Further down, she repeats the egregious double standard: “This week’s fighting saw Israel hit some 150 facilities belonging to Hamas in retaliation for ‘180 rockets and mortar bombs’ allegedly fired from the strip on Wednesday night.” (Emphasis added.) Note again that Malm qualifies only the Hamas attacks as “alleged” and places them in quotation marks, while she states the Israeli strikes as fact, despite the fact that both sides’ actions are equally confirmed and not in dispute.
In a third instance, she again labels Palestinian rocket attacks as alleged, stating: “Thursday evening, at least two rockets allegedly fired from the Gaza Strip landed in Israel on Thursday night [sic]. . .” (Emphasis added.)
Finally, the bullet points at the top of the article includes scare quotes around “180 rockets,” as if this information is still unconfirmed.
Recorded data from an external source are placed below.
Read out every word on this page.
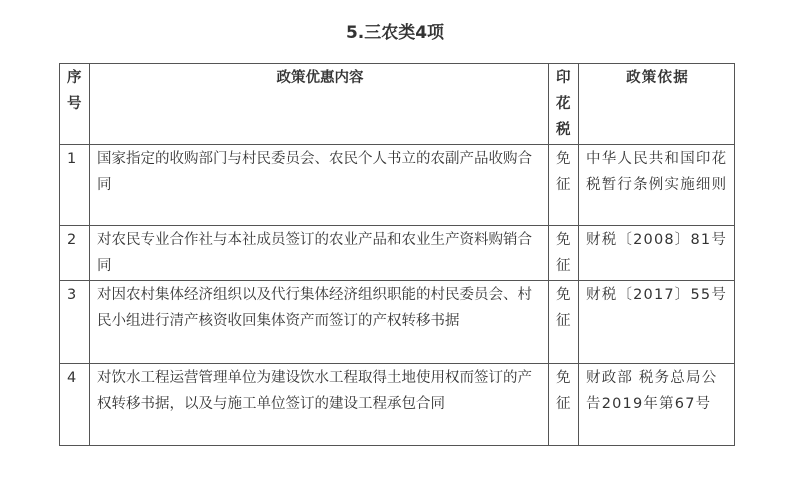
5.三农类4项
序号	政策优惠内容	印花税	政策依据
1	国家指定的收购部门与村民委员会、农民个人书立的农副产品收购合同	免征	中华人民共和国印花税暂行条例实施细则
2	对农民专业合作社与本社成员签订的农业产品和农业生产资料购销合同	免征	财税〔2008〕81号
3	对因农村集体经济组织以及代行集体经济组织职能的村民委员会、村民小组进行清产核资收回集体资产而签订的产权转移书据	免征	财税〔2017〕55号
4	对饮水工程运营管理单位为建设饮水工程取得土地使用权而签订的产权转移书据，以及与施工单位签订的建设工程承包合同	免征	财政部 税务总局公告2019年第67号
AFP appears on the article’s byline, along with Sarah Malm’s name, but AFP has repeatedly reported as fact that Palestinians fired 180 rockets and mortars. For instance, AFP accurately reported yesterday: “Gaza militants had at around noon halted fire after targeting Israel with some 180 rockets and mortars beginning Wednesday night and into Thursday.”
In a separate problem, out of the 23 still images accompanying the article and depicting the Israeli-Hamas fighting, in which Palestinians fired 180 rockets and mortars at Israel and Israel hit 150 Hamas targets, just two images depict Palestinian attacks on Israel. (One is the aforementioned Reuters photograph of the Iron Dome in action. The other shows damage from last month’s attacks, not from the current round of 180 rockets and mortars.) The rest – 21 – depict Israeli airstrikes from the last day or so (including eight of the same strike on the Said al-Mis’hal cultural center, which Israel identified as a site used by Hamas’ interior security forces for military purposes, information omitted from all eight of the relevant captions). Why the gross imbalance in graphics? Once The Daily Mail is placing a huge emphasis on the al-Mis’hal building, why leave out the Israeli information that it served Hamas’ interior security forces for military purposes?